A new international research collaboration signed today (09/04/03) will have significant implications in the development of therapeutics for human medicine.

The agreement between New Zealand biotechnology company EndocrinZ and The University of Queensland's Institute for Molecular Bioscience represents significant value and enables researchers to chase promising research leads in human drug development.

CEO of IMBcom, the commercialisation company of IMB, Dr Peter Isdale said the agreement underlined the huge potential of IMB research in the areas of human health and development of new therapeutics.

"This exciting collaboration illustrates the benefits of forging relationships with the biotechnology industry both in Australia and abroad," Dr Isdale said.

"IMBcom negotiated an agreement with EndocrinZ that will see both organisations sharing the benefits of any marketed outcomes."

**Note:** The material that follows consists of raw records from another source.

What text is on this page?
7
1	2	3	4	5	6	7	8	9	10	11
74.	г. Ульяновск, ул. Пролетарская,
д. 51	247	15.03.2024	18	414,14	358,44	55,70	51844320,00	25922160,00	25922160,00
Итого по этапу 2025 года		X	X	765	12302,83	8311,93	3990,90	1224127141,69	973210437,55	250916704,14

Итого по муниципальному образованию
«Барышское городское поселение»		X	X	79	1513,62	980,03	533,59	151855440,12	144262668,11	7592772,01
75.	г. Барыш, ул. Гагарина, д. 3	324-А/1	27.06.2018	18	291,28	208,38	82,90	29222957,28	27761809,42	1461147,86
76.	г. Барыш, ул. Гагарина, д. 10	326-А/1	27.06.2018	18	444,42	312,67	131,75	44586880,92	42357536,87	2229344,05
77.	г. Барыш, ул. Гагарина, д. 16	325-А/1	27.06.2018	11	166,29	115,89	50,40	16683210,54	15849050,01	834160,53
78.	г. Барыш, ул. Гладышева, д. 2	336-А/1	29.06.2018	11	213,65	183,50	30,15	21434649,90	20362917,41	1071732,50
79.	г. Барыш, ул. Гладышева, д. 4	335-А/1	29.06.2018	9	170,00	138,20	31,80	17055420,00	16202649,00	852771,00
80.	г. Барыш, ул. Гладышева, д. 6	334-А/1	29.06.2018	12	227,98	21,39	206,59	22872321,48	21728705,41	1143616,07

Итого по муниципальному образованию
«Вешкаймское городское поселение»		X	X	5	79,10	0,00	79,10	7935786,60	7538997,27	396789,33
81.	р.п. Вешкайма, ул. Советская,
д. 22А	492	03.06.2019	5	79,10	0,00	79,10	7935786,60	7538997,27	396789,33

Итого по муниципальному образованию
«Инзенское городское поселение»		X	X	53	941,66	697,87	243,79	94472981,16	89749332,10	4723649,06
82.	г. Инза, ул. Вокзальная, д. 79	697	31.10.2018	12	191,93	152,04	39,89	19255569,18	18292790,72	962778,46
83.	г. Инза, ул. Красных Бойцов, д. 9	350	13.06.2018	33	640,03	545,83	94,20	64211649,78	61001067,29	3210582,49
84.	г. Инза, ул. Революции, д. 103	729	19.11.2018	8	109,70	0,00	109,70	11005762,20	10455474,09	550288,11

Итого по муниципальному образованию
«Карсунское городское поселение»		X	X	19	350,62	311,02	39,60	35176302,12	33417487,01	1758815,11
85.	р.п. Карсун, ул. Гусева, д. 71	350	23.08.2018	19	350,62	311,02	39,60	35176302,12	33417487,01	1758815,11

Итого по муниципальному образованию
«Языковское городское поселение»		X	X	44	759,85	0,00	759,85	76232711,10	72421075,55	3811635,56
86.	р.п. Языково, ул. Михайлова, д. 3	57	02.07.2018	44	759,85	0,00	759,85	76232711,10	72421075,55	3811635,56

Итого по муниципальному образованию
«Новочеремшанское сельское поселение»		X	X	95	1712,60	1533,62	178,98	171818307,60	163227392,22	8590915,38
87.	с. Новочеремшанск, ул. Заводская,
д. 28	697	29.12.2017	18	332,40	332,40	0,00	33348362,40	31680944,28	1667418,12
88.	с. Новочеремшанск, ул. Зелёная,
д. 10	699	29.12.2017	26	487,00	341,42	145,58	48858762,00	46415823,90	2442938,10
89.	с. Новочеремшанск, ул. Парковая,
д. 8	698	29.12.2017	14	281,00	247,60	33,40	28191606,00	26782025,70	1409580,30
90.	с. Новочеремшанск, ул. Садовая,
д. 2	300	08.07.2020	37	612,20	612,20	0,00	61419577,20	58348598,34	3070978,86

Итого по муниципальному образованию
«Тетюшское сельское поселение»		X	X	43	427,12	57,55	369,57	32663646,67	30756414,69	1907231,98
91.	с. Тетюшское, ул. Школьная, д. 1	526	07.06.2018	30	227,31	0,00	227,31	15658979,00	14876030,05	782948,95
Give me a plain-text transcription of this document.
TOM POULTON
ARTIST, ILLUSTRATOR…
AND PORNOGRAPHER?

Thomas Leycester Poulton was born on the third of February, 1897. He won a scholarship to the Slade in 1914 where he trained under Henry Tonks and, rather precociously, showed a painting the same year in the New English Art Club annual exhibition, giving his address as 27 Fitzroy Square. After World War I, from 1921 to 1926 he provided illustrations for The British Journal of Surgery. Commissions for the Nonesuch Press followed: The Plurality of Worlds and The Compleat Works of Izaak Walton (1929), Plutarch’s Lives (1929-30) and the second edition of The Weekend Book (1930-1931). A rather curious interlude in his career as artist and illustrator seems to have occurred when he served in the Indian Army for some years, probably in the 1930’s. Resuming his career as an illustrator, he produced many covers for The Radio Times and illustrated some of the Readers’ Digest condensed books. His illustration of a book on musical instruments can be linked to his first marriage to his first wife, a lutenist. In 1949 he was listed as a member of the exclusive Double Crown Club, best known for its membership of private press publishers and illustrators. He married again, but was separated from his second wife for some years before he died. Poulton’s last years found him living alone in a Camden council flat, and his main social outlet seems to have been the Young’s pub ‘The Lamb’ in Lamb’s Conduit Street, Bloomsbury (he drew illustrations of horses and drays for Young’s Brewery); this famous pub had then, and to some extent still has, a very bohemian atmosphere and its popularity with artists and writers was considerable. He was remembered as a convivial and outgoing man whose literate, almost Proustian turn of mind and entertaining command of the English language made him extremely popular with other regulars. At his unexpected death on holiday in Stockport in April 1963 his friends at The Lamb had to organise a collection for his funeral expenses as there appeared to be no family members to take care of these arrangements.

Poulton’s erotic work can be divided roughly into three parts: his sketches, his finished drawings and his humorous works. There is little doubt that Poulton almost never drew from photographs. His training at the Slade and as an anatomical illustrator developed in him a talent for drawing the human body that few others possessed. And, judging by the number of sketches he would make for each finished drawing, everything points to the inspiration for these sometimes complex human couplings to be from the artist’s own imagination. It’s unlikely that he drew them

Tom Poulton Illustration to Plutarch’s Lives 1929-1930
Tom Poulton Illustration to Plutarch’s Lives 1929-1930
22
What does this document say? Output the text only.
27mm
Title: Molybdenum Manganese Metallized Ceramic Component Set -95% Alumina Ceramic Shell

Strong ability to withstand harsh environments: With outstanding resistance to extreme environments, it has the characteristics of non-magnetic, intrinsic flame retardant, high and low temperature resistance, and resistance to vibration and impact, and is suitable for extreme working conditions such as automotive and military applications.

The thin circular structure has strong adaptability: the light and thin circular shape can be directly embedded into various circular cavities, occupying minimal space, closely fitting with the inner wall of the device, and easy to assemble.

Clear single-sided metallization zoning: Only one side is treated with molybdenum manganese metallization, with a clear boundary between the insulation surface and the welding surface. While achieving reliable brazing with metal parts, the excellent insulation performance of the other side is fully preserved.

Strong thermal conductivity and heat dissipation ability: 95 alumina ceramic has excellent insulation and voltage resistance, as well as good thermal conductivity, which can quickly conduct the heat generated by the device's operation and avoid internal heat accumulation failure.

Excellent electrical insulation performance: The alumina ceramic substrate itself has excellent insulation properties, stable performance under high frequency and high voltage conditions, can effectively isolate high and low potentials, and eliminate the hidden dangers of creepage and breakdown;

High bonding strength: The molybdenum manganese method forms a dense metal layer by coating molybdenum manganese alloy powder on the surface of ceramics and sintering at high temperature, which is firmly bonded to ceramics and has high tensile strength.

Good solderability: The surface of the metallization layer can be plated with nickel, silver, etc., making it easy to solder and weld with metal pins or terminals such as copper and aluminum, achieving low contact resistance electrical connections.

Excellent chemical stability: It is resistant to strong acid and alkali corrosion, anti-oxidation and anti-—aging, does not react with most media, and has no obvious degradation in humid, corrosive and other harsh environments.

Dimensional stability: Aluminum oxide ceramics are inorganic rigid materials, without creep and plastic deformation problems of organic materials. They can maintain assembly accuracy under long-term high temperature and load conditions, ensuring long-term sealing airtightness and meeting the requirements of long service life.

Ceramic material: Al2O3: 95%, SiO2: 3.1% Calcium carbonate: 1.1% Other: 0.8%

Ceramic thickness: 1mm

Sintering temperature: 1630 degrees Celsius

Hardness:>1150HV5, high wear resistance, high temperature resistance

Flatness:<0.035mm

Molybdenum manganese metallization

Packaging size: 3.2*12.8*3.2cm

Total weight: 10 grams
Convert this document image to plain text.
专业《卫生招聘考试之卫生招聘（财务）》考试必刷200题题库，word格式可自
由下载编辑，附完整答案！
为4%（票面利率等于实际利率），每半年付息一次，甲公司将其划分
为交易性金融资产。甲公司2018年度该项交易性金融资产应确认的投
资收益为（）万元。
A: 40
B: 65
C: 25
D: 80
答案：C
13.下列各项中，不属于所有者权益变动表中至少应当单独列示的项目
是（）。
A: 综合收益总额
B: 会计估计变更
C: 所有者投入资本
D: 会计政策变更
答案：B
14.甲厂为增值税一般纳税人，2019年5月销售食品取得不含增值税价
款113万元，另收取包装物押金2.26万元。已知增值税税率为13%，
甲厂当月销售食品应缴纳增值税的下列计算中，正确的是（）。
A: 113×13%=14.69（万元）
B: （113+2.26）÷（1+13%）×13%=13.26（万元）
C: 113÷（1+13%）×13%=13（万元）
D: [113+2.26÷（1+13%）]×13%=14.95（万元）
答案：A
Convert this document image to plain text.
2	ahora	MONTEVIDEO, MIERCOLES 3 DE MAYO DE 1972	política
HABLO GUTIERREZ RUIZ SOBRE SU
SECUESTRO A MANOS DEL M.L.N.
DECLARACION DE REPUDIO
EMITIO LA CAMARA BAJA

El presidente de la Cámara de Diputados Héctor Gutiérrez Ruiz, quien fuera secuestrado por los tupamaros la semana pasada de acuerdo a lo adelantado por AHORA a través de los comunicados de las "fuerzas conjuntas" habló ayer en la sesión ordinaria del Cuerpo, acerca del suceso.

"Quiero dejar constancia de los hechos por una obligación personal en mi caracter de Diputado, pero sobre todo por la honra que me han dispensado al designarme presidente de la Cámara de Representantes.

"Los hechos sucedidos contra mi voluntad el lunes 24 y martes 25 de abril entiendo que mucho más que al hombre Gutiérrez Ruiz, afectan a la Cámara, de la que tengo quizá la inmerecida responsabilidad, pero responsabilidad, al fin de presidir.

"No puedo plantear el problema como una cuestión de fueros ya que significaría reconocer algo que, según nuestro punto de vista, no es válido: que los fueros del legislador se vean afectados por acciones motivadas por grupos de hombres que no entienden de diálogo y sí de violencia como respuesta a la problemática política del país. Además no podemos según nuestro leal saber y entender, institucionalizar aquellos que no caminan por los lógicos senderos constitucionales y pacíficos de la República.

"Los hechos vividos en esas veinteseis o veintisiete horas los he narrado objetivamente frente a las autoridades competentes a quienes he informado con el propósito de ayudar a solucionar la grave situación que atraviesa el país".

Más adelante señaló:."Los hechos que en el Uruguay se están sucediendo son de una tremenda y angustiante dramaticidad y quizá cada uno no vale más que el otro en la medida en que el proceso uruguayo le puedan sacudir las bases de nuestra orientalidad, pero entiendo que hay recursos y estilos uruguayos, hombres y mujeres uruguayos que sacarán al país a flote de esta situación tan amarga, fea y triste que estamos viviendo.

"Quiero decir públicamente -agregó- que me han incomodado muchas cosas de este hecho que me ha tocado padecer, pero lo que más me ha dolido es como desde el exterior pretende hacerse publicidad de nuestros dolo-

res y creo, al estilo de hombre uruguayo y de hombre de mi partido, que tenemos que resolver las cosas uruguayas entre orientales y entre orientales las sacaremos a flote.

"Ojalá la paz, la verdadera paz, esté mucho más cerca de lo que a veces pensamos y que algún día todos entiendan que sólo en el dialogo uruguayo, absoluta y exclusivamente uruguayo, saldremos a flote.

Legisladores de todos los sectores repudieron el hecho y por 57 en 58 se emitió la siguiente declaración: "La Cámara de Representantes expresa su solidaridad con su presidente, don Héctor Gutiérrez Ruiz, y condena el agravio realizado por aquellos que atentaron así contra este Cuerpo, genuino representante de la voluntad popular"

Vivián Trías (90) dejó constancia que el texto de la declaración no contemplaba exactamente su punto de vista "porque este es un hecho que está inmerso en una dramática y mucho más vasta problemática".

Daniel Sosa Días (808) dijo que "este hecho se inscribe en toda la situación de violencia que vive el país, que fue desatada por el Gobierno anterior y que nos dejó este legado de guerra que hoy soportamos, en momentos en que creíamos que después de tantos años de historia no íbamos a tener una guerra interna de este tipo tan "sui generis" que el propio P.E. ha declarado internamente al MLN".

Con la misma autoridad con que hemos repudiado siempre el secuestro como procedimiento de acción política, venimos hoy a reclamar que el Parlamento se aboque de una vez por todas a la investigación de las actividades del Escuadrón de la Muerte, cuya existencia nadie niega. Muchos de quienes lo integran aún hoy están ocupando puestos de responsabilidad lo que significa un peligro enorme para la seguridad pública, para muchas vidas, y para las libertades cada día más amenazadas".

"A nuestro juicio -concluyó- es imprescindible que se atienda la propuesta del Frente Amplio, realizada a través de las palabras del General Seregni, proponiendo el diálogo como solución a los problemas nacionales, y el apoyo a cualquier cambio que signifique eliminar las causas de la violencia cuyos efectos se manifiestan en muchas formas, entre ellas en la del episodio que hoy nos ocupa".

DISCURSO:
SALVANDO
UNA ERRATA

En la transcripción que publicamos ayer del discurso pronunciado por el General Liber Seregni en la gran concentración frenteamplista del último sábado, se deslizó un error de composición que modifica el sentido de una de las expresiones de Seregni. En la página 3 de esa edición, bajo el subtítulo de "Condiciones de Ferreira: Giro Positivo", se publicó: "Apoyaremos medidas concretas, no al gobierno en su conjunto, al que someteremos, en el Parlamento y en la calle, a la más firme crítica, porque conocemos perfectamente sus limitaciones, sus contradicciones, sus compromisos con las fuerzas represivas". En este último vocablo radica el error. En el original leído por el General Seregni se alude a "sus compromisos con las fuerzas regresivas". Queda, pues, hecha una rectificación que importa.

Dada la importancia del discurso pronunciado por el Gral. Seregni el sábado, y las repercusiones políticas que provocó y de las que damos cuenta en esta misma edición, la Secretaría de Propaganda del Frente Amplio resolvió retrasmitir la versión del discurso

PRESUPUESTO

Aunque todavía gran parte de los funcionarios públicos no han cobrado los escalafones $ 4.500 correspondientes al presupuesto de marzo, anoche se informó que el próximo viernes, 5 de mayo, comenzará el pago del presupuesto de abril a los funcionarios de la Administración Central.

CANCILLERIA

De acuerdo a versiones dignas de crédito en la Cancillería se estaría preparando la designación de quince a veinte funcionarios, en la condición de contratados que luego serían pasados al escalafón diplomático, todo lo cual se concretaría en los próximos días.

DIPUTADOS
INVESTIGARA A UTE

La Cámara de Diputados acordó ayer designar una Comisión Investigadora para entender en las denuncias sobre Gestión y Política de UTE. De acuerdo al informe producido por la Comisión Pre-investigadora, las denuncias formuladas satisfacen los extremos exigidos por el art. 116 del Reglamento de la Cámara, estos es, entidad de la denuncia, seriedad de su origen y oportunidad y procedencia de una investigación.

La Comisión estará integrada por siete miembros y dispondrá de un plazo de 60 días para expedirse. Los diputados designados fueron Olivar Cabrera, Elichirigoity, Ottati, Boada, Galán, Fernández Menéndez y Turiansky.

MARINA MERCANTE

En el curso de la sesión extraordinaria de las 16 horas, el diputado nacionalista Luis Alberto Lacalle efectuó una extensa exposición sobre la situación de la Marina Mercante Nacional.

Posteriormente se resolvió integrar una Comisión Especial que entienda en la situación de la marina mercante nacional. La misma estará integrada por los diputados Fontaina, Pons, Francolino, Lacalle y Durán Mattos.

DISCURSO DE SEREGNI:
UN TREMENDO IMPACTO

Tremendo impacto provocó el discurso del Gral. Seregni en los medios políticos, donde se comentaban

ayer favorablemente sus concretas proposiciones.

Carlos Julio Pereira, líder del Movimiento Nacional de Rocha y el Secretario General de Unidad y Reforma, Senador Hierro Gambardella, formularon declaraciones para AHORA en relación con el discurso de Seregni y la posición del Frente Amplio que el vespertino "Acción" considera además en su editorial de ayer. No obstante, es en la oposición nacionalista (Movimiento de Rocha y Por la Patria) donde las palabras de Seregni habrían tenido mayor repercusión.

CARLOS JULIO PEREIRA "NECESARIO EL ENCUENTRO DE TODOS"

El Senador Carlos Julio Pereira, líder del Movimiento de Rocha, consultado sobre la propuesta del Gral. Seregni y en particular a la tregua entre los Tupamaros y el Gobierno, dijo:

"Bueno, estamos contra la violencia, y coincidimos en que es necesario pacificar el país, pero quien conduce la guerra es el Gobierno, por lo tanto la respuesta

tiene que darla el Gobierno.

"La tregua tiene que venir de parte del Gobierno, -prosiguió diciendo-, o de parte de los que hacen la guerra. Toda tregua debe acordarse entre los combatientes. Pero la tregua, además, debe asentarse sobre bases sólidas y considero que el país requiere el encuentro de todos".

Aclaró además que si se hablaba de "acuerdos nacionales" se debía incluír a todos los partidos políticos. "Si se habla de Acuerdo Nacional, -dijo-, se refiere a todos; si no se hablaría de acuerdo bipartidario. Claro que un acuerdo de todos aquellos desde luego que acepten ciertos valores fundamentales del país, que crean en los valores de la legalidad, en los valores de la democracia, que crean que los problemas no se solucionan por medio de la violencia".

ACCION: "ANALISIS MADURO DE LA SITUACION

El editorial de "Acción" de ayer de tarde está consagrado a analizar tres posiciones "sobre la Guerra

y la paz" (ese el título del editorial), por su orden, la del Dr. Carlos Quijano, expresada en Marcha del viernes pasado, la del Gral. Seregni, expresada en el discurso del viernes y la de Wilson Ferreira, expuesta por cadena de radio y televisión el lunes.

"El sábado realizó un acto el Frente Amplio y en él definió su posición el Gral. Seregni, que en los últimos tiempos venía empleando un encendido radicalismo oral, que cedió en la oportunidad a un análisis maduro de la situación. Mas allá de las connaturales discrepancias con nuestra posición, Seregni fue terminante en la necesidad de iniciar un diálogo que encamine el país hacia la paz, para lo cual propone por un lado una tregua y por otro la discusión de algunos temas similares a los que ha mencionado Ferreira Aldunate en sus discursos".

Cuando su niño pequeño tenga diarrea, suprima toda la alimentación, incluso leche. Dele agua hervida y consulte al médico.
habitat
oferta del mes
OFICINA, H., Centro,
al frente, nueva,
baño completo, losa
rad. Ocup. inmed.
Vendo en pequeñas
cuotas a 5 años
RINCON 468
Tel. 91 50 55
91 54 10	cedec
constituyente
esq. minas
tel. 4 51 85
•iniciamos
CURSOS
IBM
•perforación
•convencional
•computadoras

"This is a great example of how focussing on great research leads to commercialisation opportunities, the philosophy underpinning both IMB and IMBcom."

EndocrinZ CEO Mr David Clarke said the collaboration between the two parties gave EndocrinZ access to acknowledged research leaders while providing scientists with commercialisation opportunities for their work.

"We believe this collaboration will be extremely beneficial for both parties as well as providing new therapeutic outcomes in the fight against human disease," Mr Clarke said.

EndocrinZ was established in 2002 and is seeking cures for human diseases like diabetes and growth disorders. Last year international pharmaceutical giant Pharmacia invested several million dollars in the firm which has close ties with Auckland University.

UQ Vice Chancellor Professor John Hay said the IMB is one of Australia's leading research institutes and has contributed to UQ becoming one of the top three research universities in the nation.

"The links between research and a knowledge-based future economy are indisputable and it is extremely gratifying to see IMB making significant contributions in this area while also improving and prolonging human life."